Introduction

Panoramic and periapical radiography are necessary for long-term implant management while preventing and treating the corresponding complications [1]. While the panoramic radiograph confirms the overall oral condition, the periapical radiograph aids in the visualization of the gingiva, alveolar bone trabeculae, and the implant shape much more clearly owing to its high resolution [2]. Furthermore, the periapical radiograph is widely used as a method of examination for evaluating the biological and technical complications following implant treatment [3]. Using a periapical radiograph, the implant fixture shape and prosthesis can be confirmed, and appropriate treatment planning and prognosis can be derived by evaluating the level of resorption of the peri-implant marginal bone tissue [4,5,6].

However, there have been reports of varying results based on the resolution quality of periapical radiographs in measuring the resorption of the peri-implant marginal bone tissue [7]. Although the intra-and inter-examiner measurements were small, certain differences have been reported. Batenburg et al. [8] reported differences in the inter-observer error when measuring changes in the marginal bone surrounding several types of endosseous implants supporting mandibular overdentures following radiograph scanning. Moreover, Gröndahl et al. [9] reported 0.14 mm and 0.08 mm difference in inter-observer and intra-observer error, respectively, when measuring the radiographic bone level at Brånemark fixtures.
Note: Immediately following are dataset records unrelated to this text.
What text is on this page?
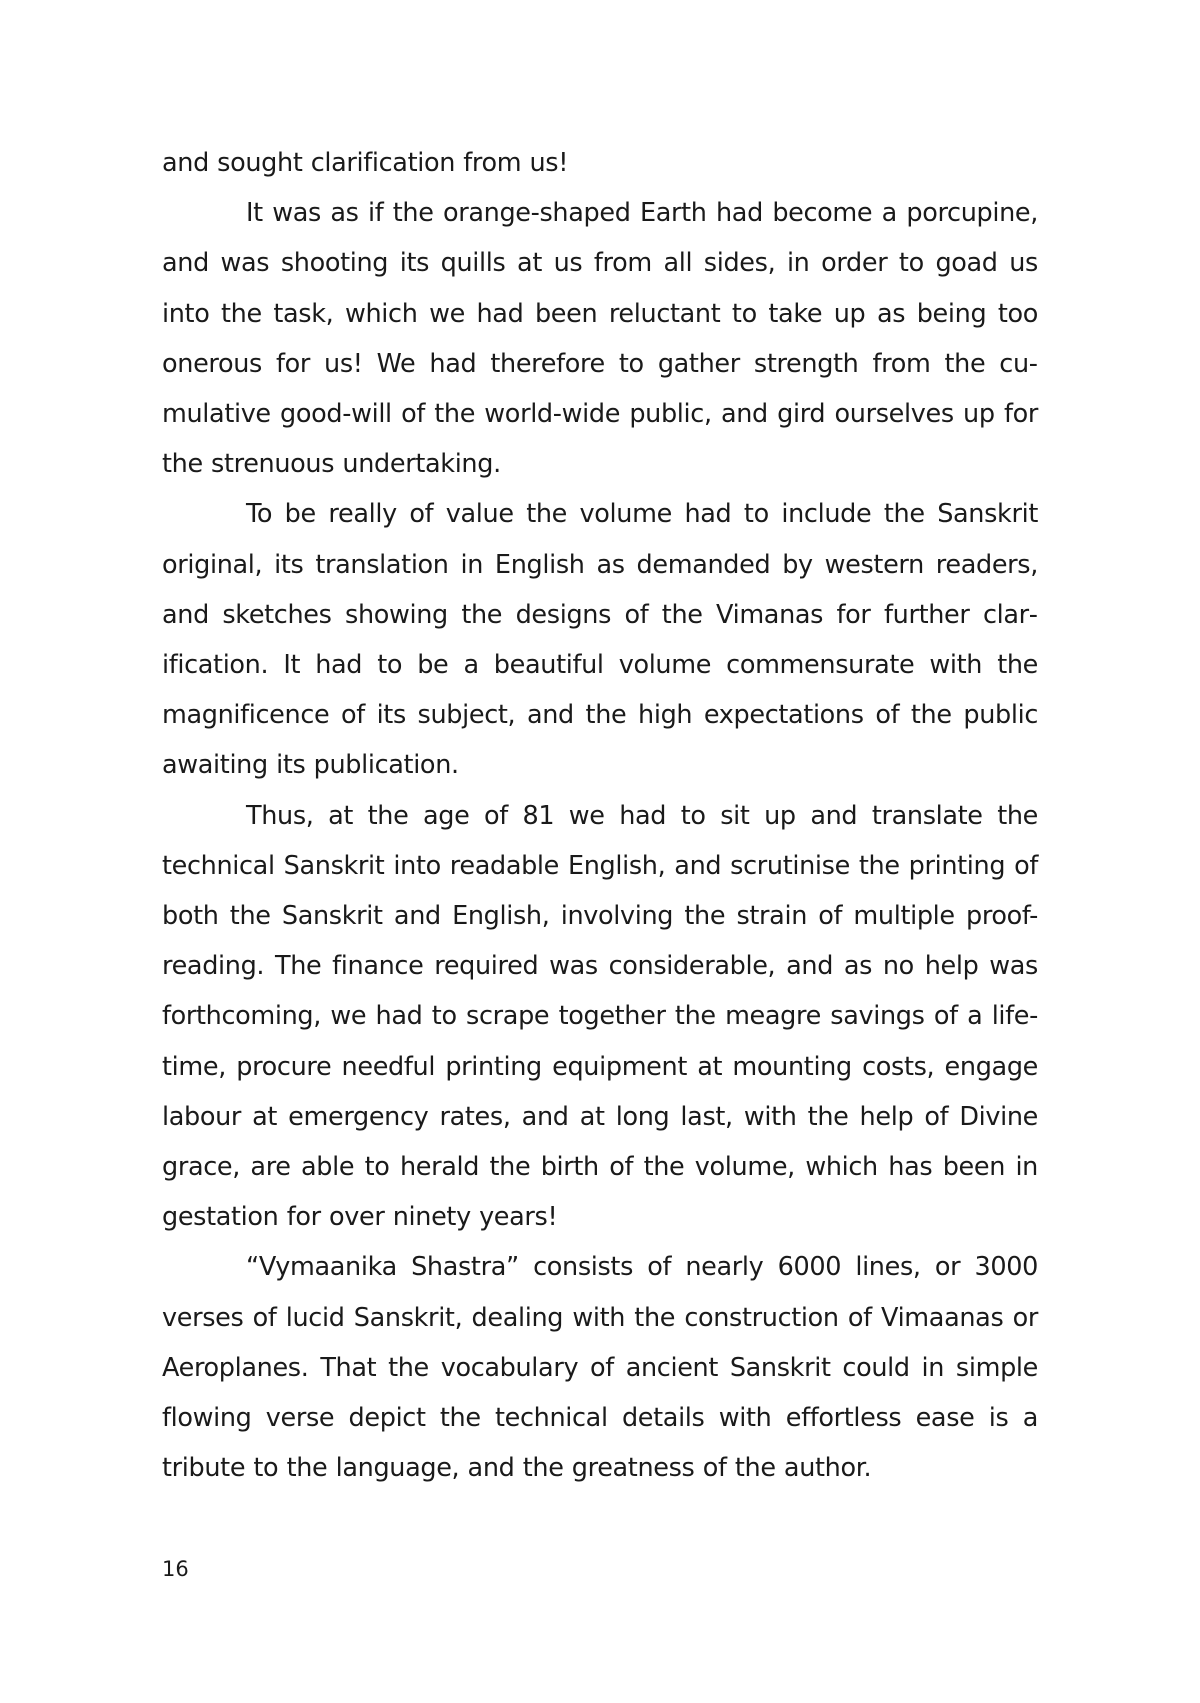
and sought clarification from us!

It was as if the orange-shaped Earth had become a porcupine, and was shooting its quills at us from all sides, in order to goad us into the task, which we had been reluctant to take up as being too onerous for us! We had therefore to gather strength from the cumulative good-will of the world-wide public, and gird ourselves up for the strenuous undertaking.

To be really of value the volume had to include the Sanskrit original, its translation in English as demanded by western readers, and sketches showing the designs of the Vimanas for further clarification. It had to be a beautiful volume commensurate with the magnificence of its subject, and the high expectations of the public awaiting its publication.

Thus, at the age of 81 we had to sit up and translate the technical Sanskrit into readable English, and scrutinise the printing of both the Sanskrit and English, involving the strain of multiple proof-reading. The finance required was considerable, and as no help was forthcoming, we had to scrape together the meagre savings of a life-time, procure needful printing equipment at mounting costs, engage labour at emergency rates, and at long last, with the help of Divine grace, are able to herald the birth of the volume, which has been in gestation for over ninety years!

“Vymaanika Shastra” consists of nearly 6000 lines, or 3000 verses of lucid Sanskrit, dealing with the construction of Vimaanas or Aeroplanes. That the vocabulary of ancient Sanskrit could in simple flowing verse depict the technical details with effortless ease is a tribute to the language, and the greatness of the author.

16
Thus, Artificial Intelligence (AI) could be efficient in handling measurements maintaining the same standards without such errors. For instance, based on the research on the implementation of deep learning in Computed Tomography (CT) images for pulmonary nodule detection in diagnosing lung cancer, the accuracy, sensitivity, and specificity of medical doctors diagnosing on 50 images of lung cancer were 79.6%, 81.3%, and 77.9%, respectively, whereas the deep learning model showed 92.0%, 96.0%, and 88.0%, respectively [10]. If AI could aid in the diagnosis of the level of changes in the peri-implant marginal bone tissue as well as gather information on the implant shape on periapical radiographs, AI would be able to aid in dental implants and peri-implant tissue detection in periapical radiographs.
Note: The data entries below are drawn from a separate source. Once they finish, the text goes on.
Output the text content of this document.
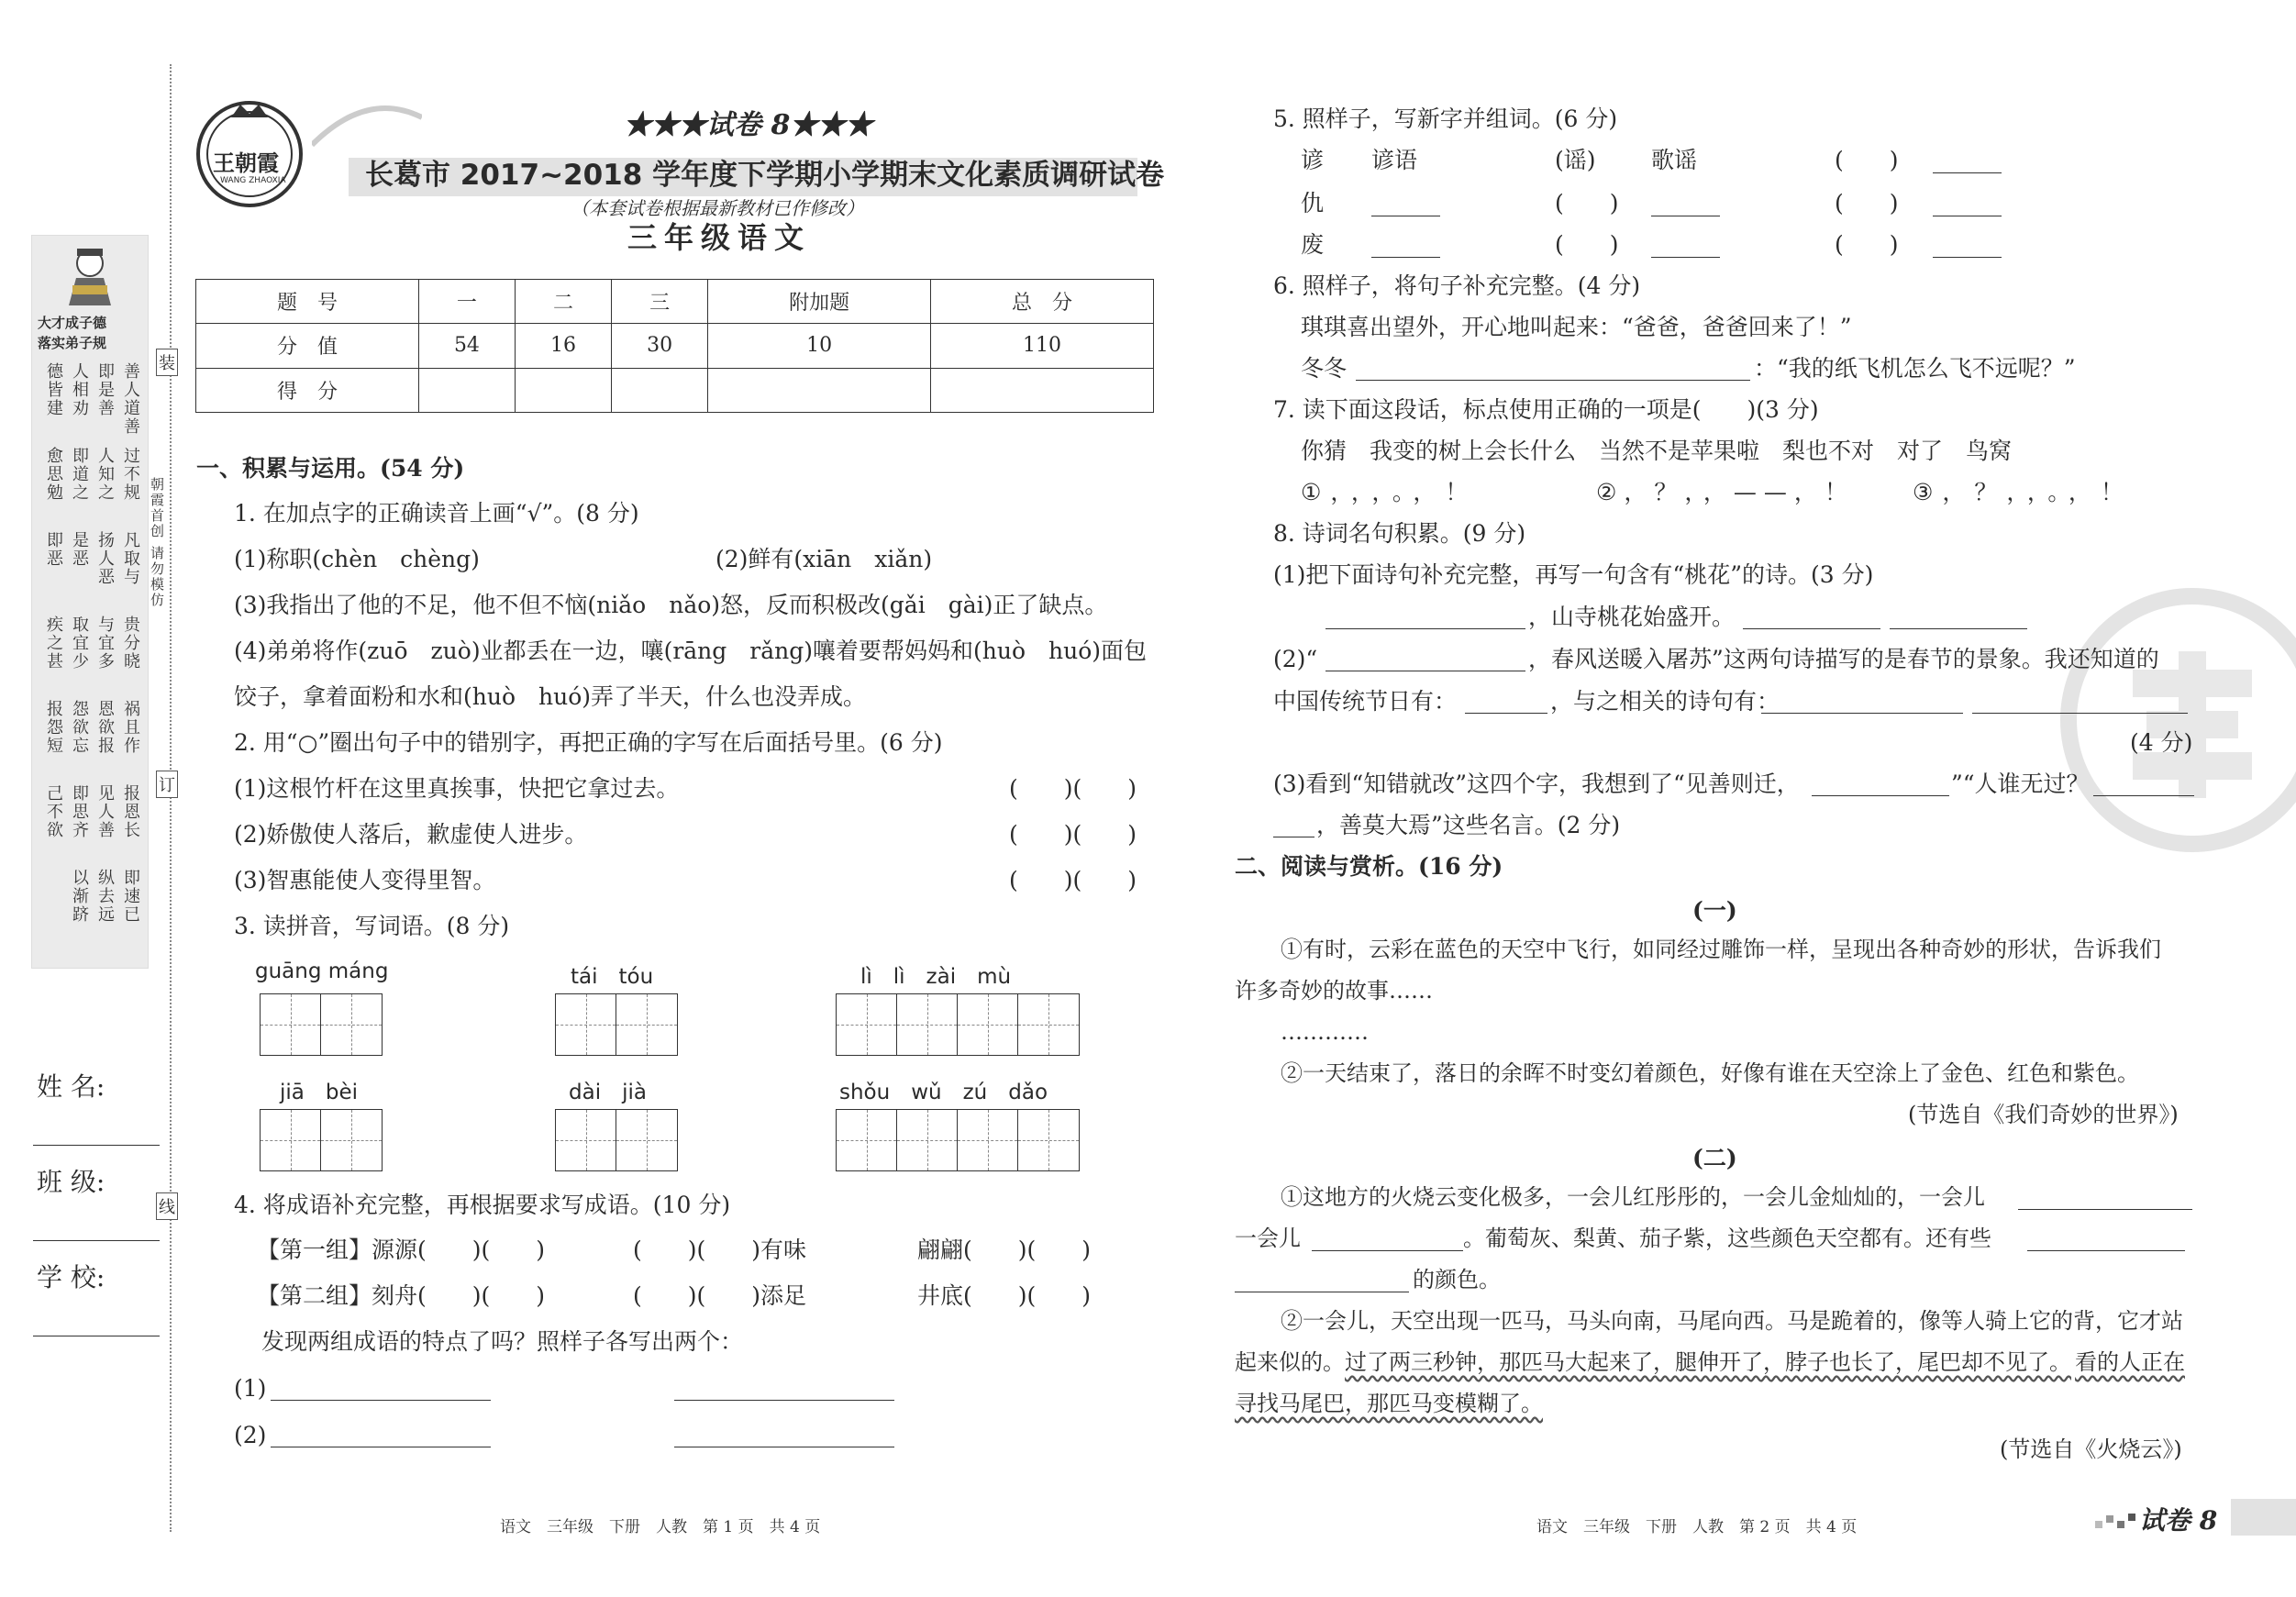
大才成子德
落实弟子规
善人道善
即是善
人相劝
德皆建
过不规
人知之
即道之
愈思勉
凡取与
扬人恶
是恶
即恶
贵分晓
与宜多
取宜少
疾之甚
祸且作
恩欲报
怨欲忘
报怨短
报恩长
见人善
即思齐
己不欲
即速已
纵去远
以渐跻
姓 名:
班 级:
学 校:
装
订
线
朝霞首创 请勿模仿
王朝霞
WANG ZHAOXIA
★★★试卷 8★★★
长葛市 2017~2018 学年度下学期小学期末文化素质调研试卷
（本套试卷根据最新教材已作修改）
三年级语文
题　号	一	二	三	附加题	总　分
分　值	54	16	30	10	110
得　分					
一、积累与运用。(54 分)
1. 在加点字的正确读音上画“√”。(8 分)
(1)称职(chèn　chèng)	(2)鲜有(xiān　xiǎn)
(3)我指出了他的不足，他不但不恼(niǎo　nǎo)怒，反而积极改(gǎi　gài)正了缺点。
(4)弟弟将作(zuō　zuò)业都丢在一边，嚷(rāng　rǎng)嚷着要帮妈妈和(huò　huó)面包
饺子，拿着面粉和水和(huò　huó)弄了半天，什么也没弄成。
2. 用“○”圈出句子中的错别字，再把正确的字写在后面括号里。(6 分)
(1)这根竹杆在这里真挨事，快把它拿过去。	(　　)(　　)
(2)娇傲使人落后，歉虚使人进步。	(　　)(　　)
(3)智惠能使人变得里智。	(　　)(　　)
3. 读拼音，写词语。(8 分)
guāng máng	tái　tóu	lì　lì　zài　mù
jiā　bèi	dài　jià	shǒu　wǔ　zú　dǎo
4. 将成语补充完整，再根据要求写成语。(10 分)
【第一组】源源(　　)(　　)	(　　)(　　)有味	翩翩(　　)(　　)
【第二组】刻舟(　　)(　　)	(　　)(　　)添足	井底(　　)(　　)
发现两组成语的特点了吗？照样子各写出两个：
(1)
(2)
语文　三年级　下册　人教　第 1 页　共 4 页
5. 照样子，写新字并组词。(6 分)
谚 谚语	(谣) 歌谣	(　　)
仇	(　　)	(　　)
废	(　　)	(　　)
6. 照样子，将句子补充完整。(4 分)
琪琪喜出望外，开心地叫起来：“爸爸，爸爸回来了！”
冬冬	：“我的纸飞机怎么飞不远呢？”
7. 读下面这段话，标点使用正确的一项是(　　)(3 分)
你猜　我变的树上会长什么　当然不是苹果啦　梨也不对　对了　鸟窝
①，，，。，！	②，？，，——，！	③，？，，。，！
8. 诗词名句积累。(9 分)
(1)把下面诗句补充完整，再写一句含有“桃花”的诗。(3 分)
，山寺桃花始盛开。
(2)“	，春风送暖入屠苏”这两句诗描写的是春节的景象。我还知道的
中国传统节日有：	，与之相关的诗句有：
(4 分)
(3)看到“知错就改”这四个字，我想到了“见善则迁，	”“人谁无过？
，善莫大焉”这些名言。(2 分)
二、阅读与赏析。(16 分)
(一)
①有时，云彩在蓝色的天空中飞行，如同经过雕饰一样，呈现出各种奇妙的形状，告诉我们
许多奇妙的故事……
…………
②一天结束了，落日的余晖不时变幻着颜色，好像有谁在天空涂上了金色、红色和紫色。
(节选自《我们奇妙的世界》)
(二)
①这地方的火烧云变化极多，一会儿红彤彤的，一会儿金灿灿的，一会儿
一会儿	。葡萄灰、梨黄、茄子紫，这些颜色天空都有。还有些
的颜色。
②一会儿，天空出现一匹马，马头向南，马尾向西。马是跪着的，像等人骑上它的背，它才站
起来似的。 过了两三秒钟，那匹马大起来了，腿伸开了，脖子也长了，尾巴却不见了。 看的人正在
寻找马尾巴，那匹马变模糊了。
(节选自《火烧云》)
语文　三年级　下册　人教　第 2 页　共 4 页	试卷 8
Deep learning is being widely used in medical diagnoses [11,12,13]. In particular, various image data have been accumulated since digital imaging technology was adopted by the medical profession [14, 15]. Based on previous research reviews on deep-learning methods for medical image analysis, active collaboration has been ongoing between medical images/video data and vision-related deep learning, including classification, localization, detection, segmentation, registration, etc [16,17,18,19]. In particular, image classification, which is one of the vision-related fields in deep learning, is a project that classifies objects in an image based on various classes. For example, a classification of three classes of dental caries, periapical infection, and periodontitis was processed based on dental disease research [20].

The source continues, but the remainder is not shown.